Sunday, January 1, 2012

Y2K 2012



Sunrise, sunset. Where did the time go? Sometimes life is as precarious as a Fiddler on the Roof. You may ask why do we stay up here if it's so dangerous? We stay because Vancouver is our home. How do we keep our balance? One word. Tradition.

Yesterday I snowshoed up Seymour First Pump. It was awesome. Quite the New Years tradition with many people. Lots of people were snowshoeing up to Brockton Point with headlamps at dusk. Some even brought tents to catch the sunrise on New Years day.



Well the Y2K 2012 came and went and we're still here. I remember seeing a cartoon about a guy who went back in time and asked the person who carved the Mayan calender why it stopped in 2012. He simply responded, I ran out of space on the rock. Makes sense to me.

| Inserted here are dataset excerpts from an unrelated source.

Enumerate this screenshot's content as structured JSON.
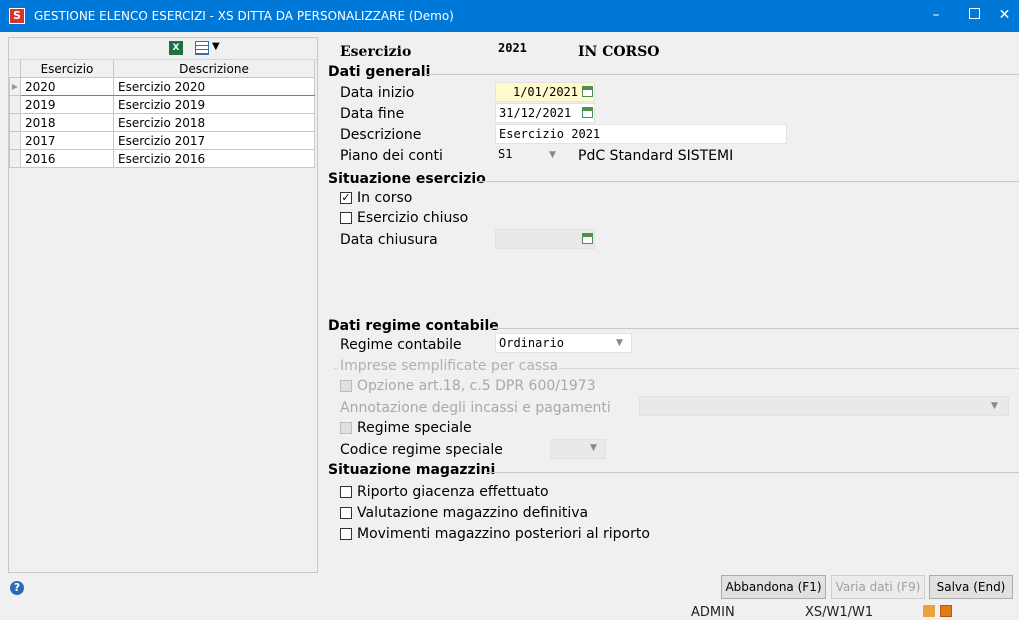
{
  "window": {
    "title": "GESTIONE ELENCO ESERCIZI - XS DITTA DA PERSONALIZZARE (Demo)",
    "minimize_glyph": "–",
    "close_glyph": "✕"
  },
  "grid": {
    "columns": [
      "Esercizio",
      "Descrizione"
    ],
    "rows": [
      {
        "esercizio": "2020",
        "descrizione": "Esercizio 2020"
      },
      {
        "esercizio": "2019",
        "descrizione": "Esercizio 2019"
      },
      {
        "esercizio": "2018",
        "descrizione": "Esercizio 2018"
      },
      {
        "esercizio": "2017",
        "descrizione": "Esercizio 2017"
      },
      {
        "esercizio": "2016",
        "descrizione": "Esercizio 2016"
      }
    ],
    "selected_index": 0
  },
  "header": {
    "esercizio_label": "Esercizio",
    "esercizio_value": "2021",
    "status": "IN CORSO"
  },
  "dati_generali": {
    "title": "Dati generali",
    "data_inizio_label": "Data inizio",
    "data_inizio": "1/01/2021",
    "data_fine_label": "Data fine",
    "data_fine": "31/12/2021",
    "descrizione_label": "Descrizione",
    "descrizione": "Esercizio 2021",
    "piano_label": "Piano dei conti",
    "piano_code": "S1",
    "piano_desc": "PdC Standard SISTEMI"
  },
  "situazione_esercizio": {
    "title": "Situazione esercizio",
    "in_corso_label": "In corso",
    "in_corso_checked": true,
    "chiuso_label": "Esercizio chiuso",
    "chiuso_checked": false,
    "data_chiusura_label": "Data chiusura"
  },
  "regime": {
    "title": "Dati regime contabile",
    "regime_label": "Regime contabile",
    "regime_value": "Ordinario",
    "semplificate_title": "Imprese semplificate per cassa",
    "opzione_label": "Opzione art.18, c.5 DPR 600/1973",
    "annotazione_label": "Annotazione degli incassi e pagamenti",
    "speciale_label": "Regime speciale",
    "codice_speciale_label": "Codice regime speciale"
  },
  "magazzini": {
    "title": "Situazione magazzini",
    "riporto_label": "Riporto giacenza effettuato",
    "valutazione_label": "Valutazione magazzino definitiva",
    "movimenti_label": "Movimenti magazzino posteriori al riporto"
  },
  "buttons": {
    "abbandona": "Abbandona (F1)",
    "varia": "Varia dati (F9)",
    "salva": "Salva (End)"
  },
  "statusbar": {
    "user": "ADMIN",
    "workstation": "XS/W1/W1"
  },
  "colors": {
    "titlebar": "#0078d7",
    "mandatory_field": "#fffbcc"
  }
}
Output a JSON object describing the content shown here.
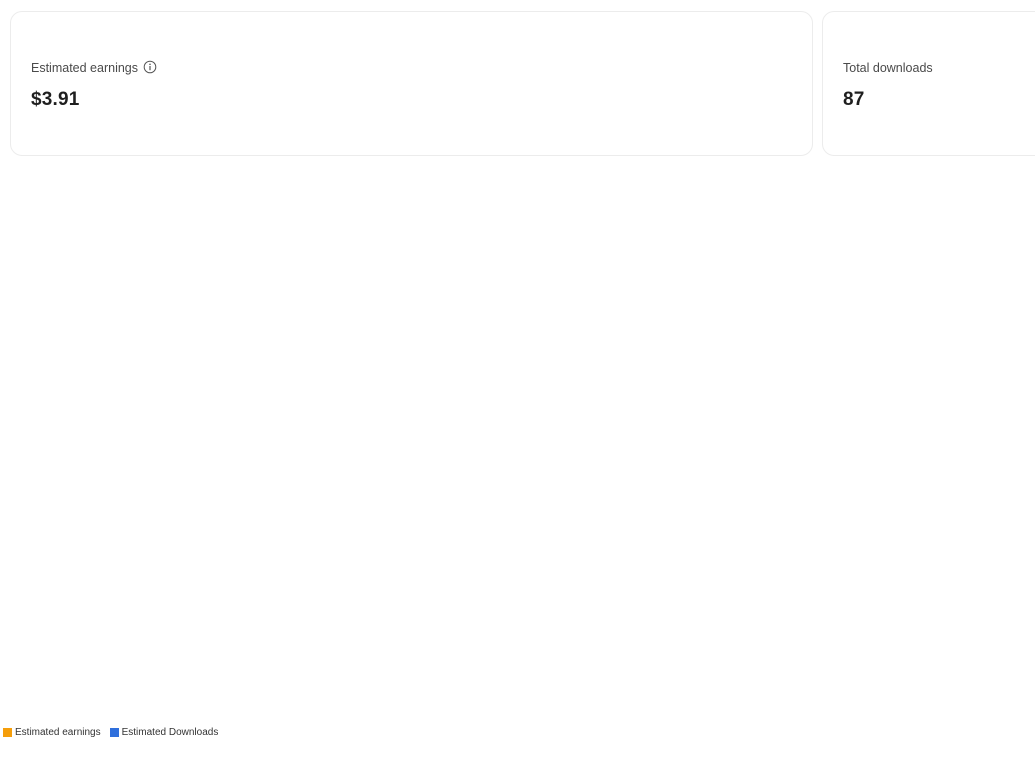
{
  "stats": {
    "earnings": {
      "label": "Estimated earnings",
      "value": "$3.91",
      "icon": "info-icon"
    },
    "downloads": {
      "label": "Total downloads",
      "value": "87"
    }
  },
  "legend": {
    "items": [
      {
        "label": "Estimated earnings",
        "color": "#f59e0b"
      },
      {
        "label": "Estimated Downloads",
        "color": "#2f6fdc"
      }
    ]
  }
}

I really enjoy hiking in the mountains. Getting a great view helps to put things in perspective. Take the gang war. Organized crime is nothing new. Good and evil have always existed since the world began and we are still free to choose between the two. Just as it should be.

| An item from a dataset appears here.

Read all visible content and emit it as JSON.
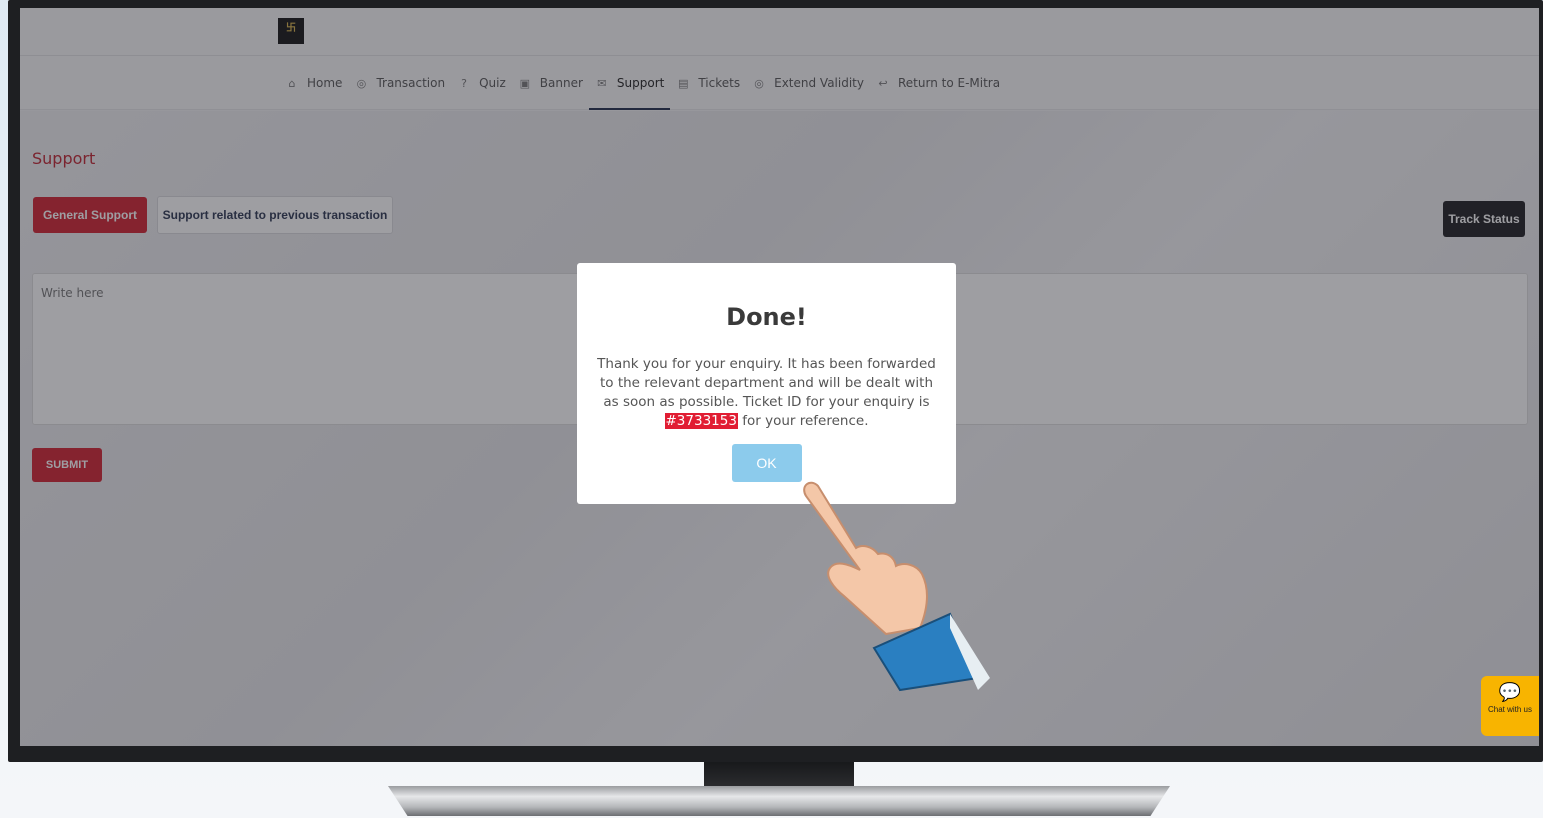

Ziggy Marley once said: "Have no fear of atomic energy, cause none of them can stop the time. Some say it's just a part of it, we've got to fulfill the book" so we do. Choose you this day...



7 comments:

  1. Thank you for the great pictures; as one who's spent so many years in the bush, we worry that folks do not get out and appreciate it enough. It's good to see you're smart enough to do so. Those pictures are so good; and remind us all of that great world we need to get out to, as much as needs be. Good on all those who went to Mt. Seymour to see in a New Year.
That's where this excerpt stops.